Bloomberg Businessweek
Global Economics
More Americans Work in the Underground Economy
March 28, 2013
When
Kevin Kalmes received a foreclosure notice on her home after being
unemployed for more than two years, she says she started selling the
contents of her basement. “Then I just kept the basement sale open,
forever, without getting permits,” says Kalmes, 61, who lives in
Chicago. She started selling items on behalf of family, friends, and
neighbors in what she dubbed the “Little Shop of Hoarders.”
Such arrangements, while providing a safety net of last resort, also may provide answers to puzzling discrepancies in economic data. Retail sales have outpaced gains in reported income for almost four years, says Bernard Baumohl, chief global economist at the Economic Outlook Group. “There could very well be a much larger than expected underground economy at work here that is making a contribution,” he says.
Kalmes’s entry into the shadow economy came after losing her job of 13 years as a production manager for Paris Presents, a distributor of bath and beauty products in Gurnee, Ill. Kalmes says she oversaw the assembly of “all those gels and lotions and refreshers and gift baskets.” She even flew to China to train workers in a factory. On March 17, 2010, her job was outsourced to the people she’d trained, she says. The company confirms Kalmes worked there.
Mitchell Hirsch, an advocate for unemployed workers with the New York-based National Employment Law Project, has heard stories of the unemployed entering the shadow economy with increasing frequency. Such informal work “is definitely more significant than before the recession,” he says. “They’re finding in some cases very creative ways to get some kind of income legally.”

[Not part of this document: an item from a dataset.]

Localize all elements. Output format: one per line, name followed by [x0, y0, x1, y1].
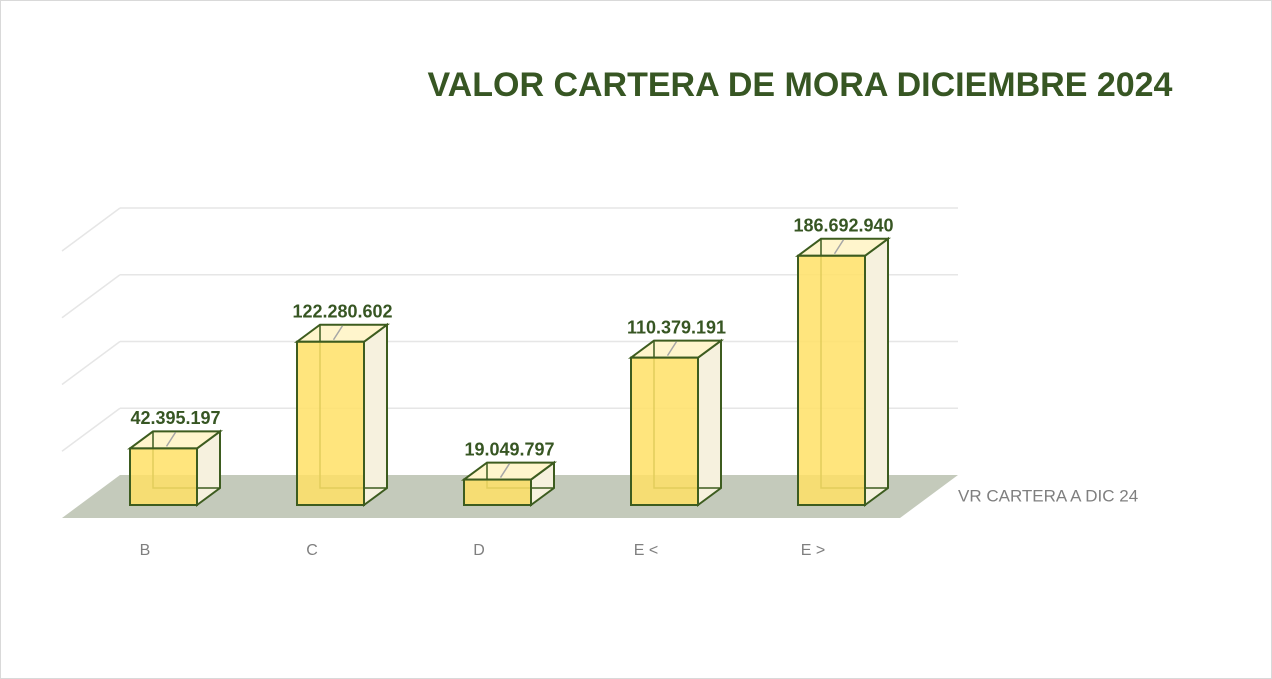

In a paper last year, two economists estimated that 18 percent to 19 percent of income nationwide is not reported to the Internal Revenue Service. “The estimated $2 trillion of unreported income gives rise to an annual tax gap of $450 billion to $500 billion,” wrote Richard Cebula, a professor of finance at Jacksonville University in Florida, and Edgar Feige, a professor of economics at the University of Wisconsin at Madison.
The underground economy runs on cash, which can’t be traced. The total number of physical bills has surged since the onset of the recession, reaching a record $1.18 trillion on March 13, up from $803 billion in 2007, according to the Federal Reserve. More than half of that cash may be held in other countries. Still, even if part of this cash hoard remains in the U.S., it illustrates the informal economy’s growth.
A robust economy that operates on the books is the best way to shrink the economy that doesn’t. “As consumers continue to increase spending, companies will see their sales increase, earnings will rise, hopefully it will generate more hiring that will bring in some of the people stuck in the shadow economy,” Baumohl says.
For her part, Kalmes won’t be able to save her house: She’s trying to avoid foreclosure by unloading it in a short sale. She just wants to bring her basement shop out of the shadows. “I’m hoping to incorporate the business,” she says, perhaps covering the incorporation costs with the money she’ll start to receive when she becomes eligible for Social Security in August. “I’m looking for a tiny storefront, maybe 900 small feet. It could be something little and wonderful for the neighborhood.”
The bottom line: The $2 trillion in unreported income from the underground economy results in unpaid taxes of as much as $500 billion.